Lale Akgün, a former SPD member of the Bundestag and advocate of liberal Islam, can also sign this. But sometimes it goes even further. In a Deutschlandfunk interview, she told how she reacted when she was served roast pork:

"I was invited - and with this invitation they served roast pork and hosts usually always ask what one can serve a Muslim. That was not done this time. And I was asked, should I now point out to the hosts that they?" Failed to ask me and then point out their mistake? Or should I, as a guest, now eat this roast pork and just put hospitality above a piece of pork? "

Lale Akgün, former Islamic representative of the SPD parliamentary group (imago / Hoffmann)

Lale Akgün chose hospitality. She derives her argument from the same sura in which pork is initially explicitly forbidden. It is the continuation of sura 6, verse 145 in the Koran:

"But when someone finds himself in a predicament with no covetousness and committing a transgression - well, your Lord is forgiving and merciful."

The young Muslim Enes Curuk has reservations about this type of interpretation.

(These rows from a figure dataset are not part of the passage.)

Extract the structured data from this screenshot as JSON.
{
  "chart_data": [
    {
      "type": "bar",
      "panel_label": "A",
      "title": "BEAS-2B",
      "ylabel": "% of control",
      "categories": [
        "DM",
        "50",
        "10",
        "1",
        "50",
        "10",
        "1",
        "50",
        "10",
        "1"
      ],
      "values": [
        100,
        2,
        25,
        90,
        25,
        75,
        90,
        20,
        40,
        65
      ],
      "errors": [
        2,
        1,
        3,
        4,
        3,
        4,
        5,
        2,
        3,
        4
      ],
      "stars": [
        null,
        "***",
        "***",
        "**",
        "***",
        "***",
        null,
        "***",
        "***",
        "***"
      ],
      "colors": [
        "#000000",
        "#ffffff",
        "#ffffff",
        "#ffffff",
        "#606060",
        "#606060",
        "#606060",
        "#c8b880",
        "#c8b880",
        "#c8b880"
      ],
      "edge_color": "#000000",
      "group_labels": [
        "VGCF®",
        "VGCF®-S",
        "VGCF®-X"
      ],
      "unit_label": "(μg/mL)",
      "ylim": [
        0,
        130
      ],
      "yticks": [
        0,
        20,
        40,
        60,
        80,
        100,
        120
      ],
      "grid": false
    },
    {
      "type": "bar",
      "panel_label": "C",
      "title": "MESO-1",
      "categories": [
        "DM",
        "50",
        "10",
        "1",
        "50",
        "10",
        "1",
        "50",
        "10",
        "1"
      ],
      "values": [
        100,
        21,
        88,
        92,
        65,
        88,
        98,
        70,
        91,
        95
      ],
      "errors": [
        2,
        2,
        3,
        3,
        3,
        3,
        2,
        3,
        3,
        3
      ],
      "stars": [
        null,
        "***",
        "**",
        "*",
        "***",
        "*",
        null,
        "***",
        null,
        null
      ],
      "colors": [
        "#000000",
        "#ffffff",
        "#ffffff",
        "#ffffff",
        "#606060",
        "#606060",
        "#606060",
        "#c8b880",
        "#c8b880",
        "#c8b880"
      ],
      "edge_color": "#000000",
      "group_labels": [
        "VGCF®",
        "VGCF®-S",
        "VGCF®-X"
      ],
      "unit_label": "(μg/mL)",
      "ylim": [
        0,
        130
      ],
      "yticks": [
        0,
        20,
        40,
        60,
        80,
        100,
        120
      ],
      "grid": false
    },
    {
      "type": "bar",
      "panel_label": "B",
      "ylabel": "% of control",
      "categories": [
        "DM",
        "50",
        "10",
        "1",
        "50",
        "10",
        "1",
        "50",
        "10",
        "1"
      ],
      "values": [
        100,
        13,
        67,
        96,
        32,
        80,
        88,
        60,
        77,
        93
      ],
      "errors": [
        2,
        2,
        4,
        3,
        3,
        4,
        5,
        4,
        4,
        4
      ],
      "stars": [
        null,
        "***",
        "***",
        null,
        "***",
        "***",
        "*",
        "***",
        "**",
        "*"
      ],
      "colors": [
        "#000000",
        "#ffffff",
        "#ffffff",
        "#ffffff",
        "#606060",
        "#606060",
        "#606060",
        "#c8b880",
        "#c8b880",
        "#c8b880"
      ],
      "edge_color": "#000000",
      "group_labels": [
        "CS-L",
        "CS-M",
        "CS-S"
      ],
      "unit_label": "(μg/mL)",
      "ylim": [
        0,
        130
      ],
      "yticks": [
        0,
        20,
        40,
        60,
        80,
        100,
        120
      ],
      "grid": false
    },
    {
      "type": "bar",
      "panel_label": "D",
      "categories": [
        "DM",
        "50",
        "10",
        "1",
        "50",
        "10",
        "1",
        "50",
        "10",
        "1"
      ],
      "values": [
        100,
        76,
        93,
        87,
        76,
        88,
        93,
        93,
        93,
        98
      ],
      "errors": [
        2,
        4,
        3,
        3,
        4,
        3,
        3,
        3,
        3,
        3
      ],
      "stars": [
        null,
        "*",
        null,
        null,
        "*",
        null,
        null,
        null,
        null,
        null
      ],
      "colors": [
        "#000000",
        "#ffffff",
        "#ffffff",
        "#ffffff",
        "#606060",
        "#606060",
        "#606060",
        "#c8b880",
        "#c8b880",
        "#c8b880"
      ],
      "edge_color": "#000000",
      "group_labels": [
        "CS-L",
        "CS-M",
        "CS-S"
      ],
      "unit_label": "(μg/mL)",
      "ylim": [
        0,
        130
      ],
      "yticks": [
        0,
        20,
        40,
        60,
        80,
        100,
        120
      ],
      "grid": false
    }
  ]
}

"To legitimize the consumption of pork from a Koranic perspective is daring. Although it is not only clearly prohibited in one, more than one or two places - with the reference:" Do not eat! "I believe that one says, one is allowed to eat enough so as not to die in extreme situations - that is beyond question, that is of course true. Situations in which one does not want to expose hosts are situations that are within the discretion of these people. And I believe that we are nevertheless in one Live a society in which we can cope with these situations. And I believe that hosts too need not feel embarrassed in such situations, but are also ready to take on responsibility and stand up for them. "

What about alcohol

Another Islamic ban concerns the consumption of alcoholic beverages. Also a sensitive question, says integration officer Serap Güler.

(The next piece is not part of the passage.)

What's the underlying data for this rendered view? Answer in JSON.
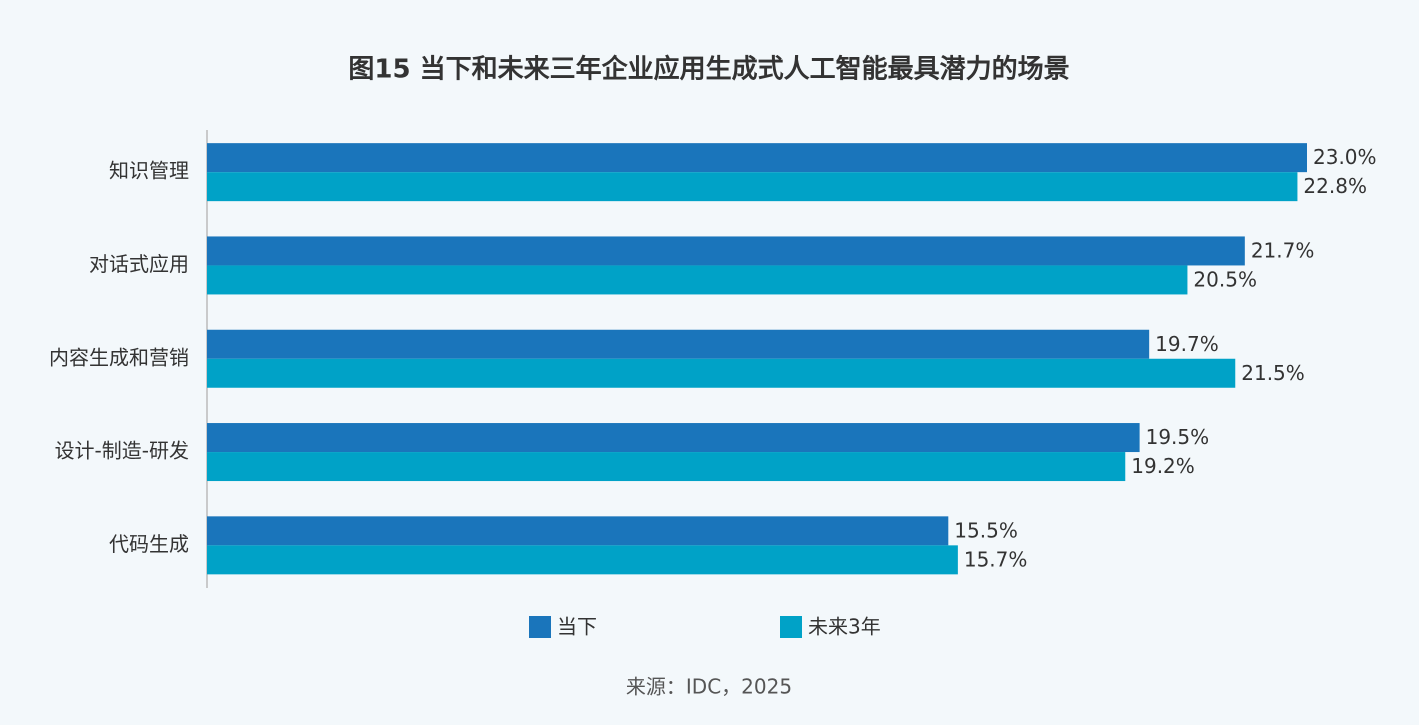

"I know a lot of Muslims - I am one of them myself - who forego pork but still drink alcohol."

The Islamic theologian Enes Curuk (private)

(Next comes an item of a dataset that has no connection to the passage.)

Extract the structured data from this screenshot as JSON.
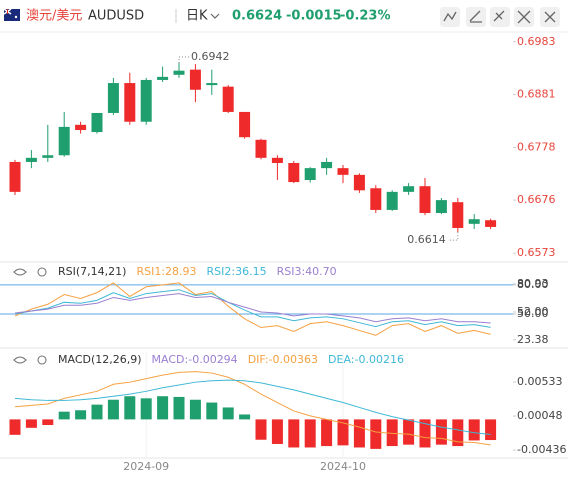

Mathias Rohe: "There is a statement that good and bad can be found in alcohol - and then at some point it is forbidden. Although this has not always been adhered to. Some say, for example - a whole school says that beer is allowed below the threshold of getting drunk, that is, that only wine is forbidden. And you have to realize that it applies to Muslims as well as to other people: They adhere to such regulations with varying degrees of consistency, for example when you are in Turkey "Then you will not infrequently get a glass of raki to drink, and many Turks like to drink it."

Many compromise

The young Muslim Enes Curuk also knows many Muslims ...

"They are very religiously descriptive people who do not renounce alcohol consumption and who deliberately do not renounce."

Alcohol was gradually banned in Islam. The meaning of this Koranic ban on alcohol is still valid today, says Enes Curuk.

"Unfortunately, I have to go to court with alcohol very harshly, since alcohol consumption plays an important role in all crime statistics. I believe that alcohol represents and can pose a risk to health, life, social and general life of people thus understand a ban on alcohol. Personally, as a theologian, I could not see any leeway where I could say that alcohol is permitted and understandable. "

Dealing with Islamic dietary regulations appears to be a very individual matter, and opinions sometimes differ widely. The Muslims in Germany have made their own personal compromises with their religion on many points. One in this way, another in the other way.